May 21

Southern California Beach Tips Dogs, Bonfires

If you’re heading to a Southern California beach with your dog, or if you’re planning to build a bonfire, here are a few pointers:

Beaches and Dogs

For dog owners, call ahead. Most beaches in Southern California don’t allow dogs on the beach, and with good reason. It may be fun to take Fido for a run through the waves and fling him a Frisbee or two. But beach park rangers say dogs can cause two problems. First, the poop factor, so clean up after Fido! Second, dogs, even if they’re well-behaved and on a leash, tend to scare away wildlife and lower beach habitat values.

Wes Chapin is an interpretive specialist for the California State Parks Channel Coast District, which operates state beaches from Oxnard to north of Santa Barbara. He says studies of beach trails that allow dogs have come up with surprising findings: In areas where dogs are allowed on trails, even on leash, wild animals keep much farther back than in areas where dogs are prohibited.

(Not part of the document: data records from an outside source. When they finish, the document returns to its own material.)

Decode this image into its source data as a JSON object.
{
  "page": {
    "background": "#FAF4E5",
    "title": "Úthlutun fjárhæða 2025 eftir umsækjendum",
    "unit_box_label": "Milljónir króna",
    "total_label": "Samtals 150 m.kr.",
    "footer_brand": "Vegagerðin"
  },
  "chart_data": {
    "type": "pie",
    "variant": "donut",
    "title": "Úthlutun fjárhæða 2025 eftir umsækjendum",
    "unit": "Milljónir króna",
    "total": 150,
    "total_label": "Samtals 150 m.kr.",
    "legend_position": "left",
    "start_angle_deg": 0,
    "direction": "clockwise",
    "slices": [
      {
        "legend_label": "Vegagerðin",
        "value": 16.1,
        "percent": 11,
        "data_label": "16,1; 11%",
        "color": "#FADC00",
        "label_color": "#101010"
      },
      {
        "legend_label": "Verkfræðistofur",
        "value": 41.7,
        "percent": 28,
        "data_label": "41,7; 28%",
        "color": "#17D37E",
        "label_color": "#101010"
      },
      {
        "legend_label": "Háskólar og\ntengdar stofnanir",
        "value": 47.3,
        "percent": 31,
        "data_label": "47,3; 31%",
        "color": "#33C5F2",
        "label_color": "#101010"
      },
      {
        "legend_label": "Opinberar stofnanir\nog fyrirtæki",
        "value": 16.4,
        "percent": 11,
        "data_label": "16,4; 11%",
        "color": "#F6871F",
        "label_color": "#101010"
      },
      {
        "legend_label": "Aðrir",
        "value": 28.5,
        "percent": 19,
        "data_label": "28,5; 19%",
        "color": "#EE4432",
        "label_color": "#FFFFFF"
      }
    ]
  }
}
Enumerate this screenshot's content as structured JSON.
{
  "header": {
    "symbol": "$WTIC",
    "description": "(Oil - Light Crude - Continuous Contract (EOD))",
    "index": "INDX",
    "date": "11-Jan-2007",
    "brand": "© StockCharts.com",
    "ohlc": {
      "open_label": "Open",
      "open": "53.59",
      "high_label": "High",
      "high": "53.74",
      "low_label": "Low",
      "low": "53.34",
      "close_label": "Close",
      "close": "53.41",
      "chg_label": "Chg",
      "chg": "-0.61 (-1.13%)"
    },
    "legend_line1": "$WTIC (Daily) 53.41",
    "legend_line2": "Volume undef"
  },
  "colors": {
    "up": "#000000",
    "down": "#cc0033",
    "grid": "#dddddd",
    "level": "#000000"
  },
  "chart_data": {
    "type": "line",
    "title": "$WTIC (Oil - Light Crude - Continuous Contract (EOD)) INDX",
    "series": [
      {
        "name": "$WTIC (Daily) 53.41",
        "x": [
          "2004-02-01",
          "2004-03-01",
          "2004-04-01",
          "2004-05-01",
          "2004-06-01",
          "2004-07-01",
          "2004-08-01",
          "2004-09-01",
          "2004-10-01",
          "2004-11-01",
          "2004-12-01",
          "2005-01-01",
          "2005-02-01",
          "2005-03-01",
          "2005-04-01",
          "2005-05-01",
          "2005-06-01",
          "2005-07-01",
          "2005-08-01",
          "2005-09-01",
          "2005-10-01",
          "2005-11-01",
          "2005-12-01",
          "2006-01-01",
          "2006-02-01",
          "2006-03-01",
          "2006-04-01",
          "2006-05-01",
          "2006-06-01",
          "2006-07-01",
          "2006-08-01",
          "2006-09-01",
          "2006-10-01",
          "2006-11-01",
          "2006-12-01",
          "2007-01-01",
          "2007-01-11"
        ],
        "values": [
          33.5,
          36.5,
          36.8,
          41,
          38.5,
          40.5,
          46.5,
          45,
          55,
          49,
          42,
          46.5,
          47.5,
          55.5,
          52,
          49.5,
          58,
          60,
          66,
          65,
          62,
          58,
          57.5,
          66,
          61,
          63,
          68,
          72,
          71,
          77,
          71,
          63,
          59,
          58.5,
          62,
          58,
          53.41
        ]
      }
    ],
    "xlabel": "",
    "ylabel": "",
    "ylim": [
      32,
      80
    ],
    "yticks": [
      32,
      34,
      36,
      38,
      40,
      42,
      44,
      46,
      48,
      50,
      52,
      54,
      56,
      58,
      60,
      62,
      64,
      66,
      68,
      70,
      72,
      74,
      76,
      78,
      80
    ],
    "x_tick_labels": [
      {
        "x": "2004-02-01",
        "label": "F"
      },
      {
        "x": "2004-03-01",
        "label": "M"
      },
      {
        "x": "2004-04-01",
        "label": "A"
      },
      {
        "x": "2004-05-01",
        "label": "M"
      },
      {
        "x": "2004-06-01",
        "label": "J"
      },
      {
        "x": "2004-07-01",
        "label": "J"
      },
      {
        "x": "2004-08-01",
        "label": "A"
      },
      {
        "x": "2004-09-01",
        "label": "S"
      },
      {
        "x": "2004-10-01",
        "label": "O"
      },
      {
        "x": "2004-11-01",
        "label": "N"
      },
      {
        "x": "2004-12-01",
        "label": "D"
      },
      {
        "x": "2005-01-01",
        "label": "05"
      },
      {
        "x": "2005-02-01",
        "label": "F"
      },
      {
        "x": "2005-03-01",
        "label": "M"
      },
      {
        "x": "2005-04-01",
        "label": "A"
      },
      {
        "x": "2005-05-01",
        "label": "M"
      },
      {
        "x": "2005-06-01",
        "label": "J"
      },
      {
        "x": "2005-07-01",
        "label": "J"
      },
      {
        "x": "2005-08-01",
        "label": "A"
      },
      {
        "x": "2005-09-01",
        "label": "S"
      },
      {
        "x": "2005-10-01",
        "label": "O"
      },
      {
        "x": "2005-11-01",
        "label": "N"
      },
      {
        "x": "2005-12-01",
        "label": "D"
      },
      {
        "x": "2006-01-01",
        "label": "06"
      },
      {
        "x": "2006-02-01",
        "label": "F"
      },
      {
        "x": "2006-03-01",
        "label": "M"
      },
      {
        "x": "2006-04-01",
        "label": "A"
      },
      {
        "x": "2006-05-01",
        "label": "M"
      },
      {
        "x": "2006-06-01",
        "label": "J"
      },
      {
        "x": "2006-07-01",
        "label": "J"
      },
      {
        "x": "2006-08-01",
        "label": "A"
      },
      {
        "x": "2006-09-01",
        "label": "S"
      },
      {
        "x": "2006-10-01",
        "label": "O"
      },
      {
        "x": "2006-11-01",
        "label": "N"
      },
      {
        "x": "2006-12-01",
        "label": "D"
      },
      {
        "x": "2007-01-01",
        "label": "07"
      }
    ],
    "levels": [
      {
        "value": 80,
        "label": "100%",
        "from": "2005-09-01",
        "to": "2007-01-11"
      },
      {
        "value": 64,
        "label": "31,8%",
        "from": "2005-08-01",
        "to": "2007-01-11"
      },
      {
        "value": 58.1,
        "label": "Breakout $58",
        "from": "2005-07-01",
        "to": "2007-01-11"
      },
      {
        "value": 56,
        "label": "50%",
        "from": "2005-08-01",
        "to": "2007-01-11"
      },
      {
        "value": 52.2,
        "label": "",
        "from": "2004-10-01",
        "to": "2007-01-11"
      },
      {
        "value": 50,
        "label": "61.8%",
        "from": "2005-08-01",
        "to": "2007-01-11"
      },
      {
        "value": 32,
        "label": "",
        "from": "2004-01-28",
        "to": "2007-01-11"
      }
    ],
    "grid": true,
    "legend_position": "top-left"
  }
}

The finding probably has to do with dogs’ predatory ancestry, and wild animals’ understandable wariness, Chapin says. But whatever the reason, the presence of dogs discourages wildlife.

Find a Dog Beach

That said, dog-friendly beaches abound. In Southern California, the communities of Huntington Beach, Laguna Beach, Long Beach, Newport Beach, Ocean Beach, Oceano, San Clemente and Seal Beach, as well as San Diego’s Mission Bay all have dog beaches. Check with each community’s Web site for specifics.

Beaches and Bonfires

Fire pits are practically ancestral: a gathering-place for story telling, and when they’re a bonfire on the beach, there’s the added fun of that ancestral beach desert: S’Mores. Building fires seaside, California however, with our wildfire dangers always present, well, some beaches prohibit beach bonfires or enforce tight restrictions.

Chapin points out that many well-intended beach-goers carefully extinguish their bonfires at the end of their evening, and conscientiously cover the remaining coals with sand. That might seem like a good idea, Chapin says, but all it accomplishes is to keep the buried coals and covering sand toasty hot for some beach visitor to burn their feet on the next day.

Find a Bonfire Beach

State-run beaches in California do not allow fires on the beach, period. If you’ve got your heart set on a bonfire vanity, call ahead to find a beach that allows them, and find out what the beach’s rules are. Some cities, such as Huntington Beach, maintain concrete bonfire rings that have become a local tradition. Also, be sure to use only unprocessed, natural wood that won’t pollute the beach with contaminated remains. And, of course, carry out your trash, including bottles and cans.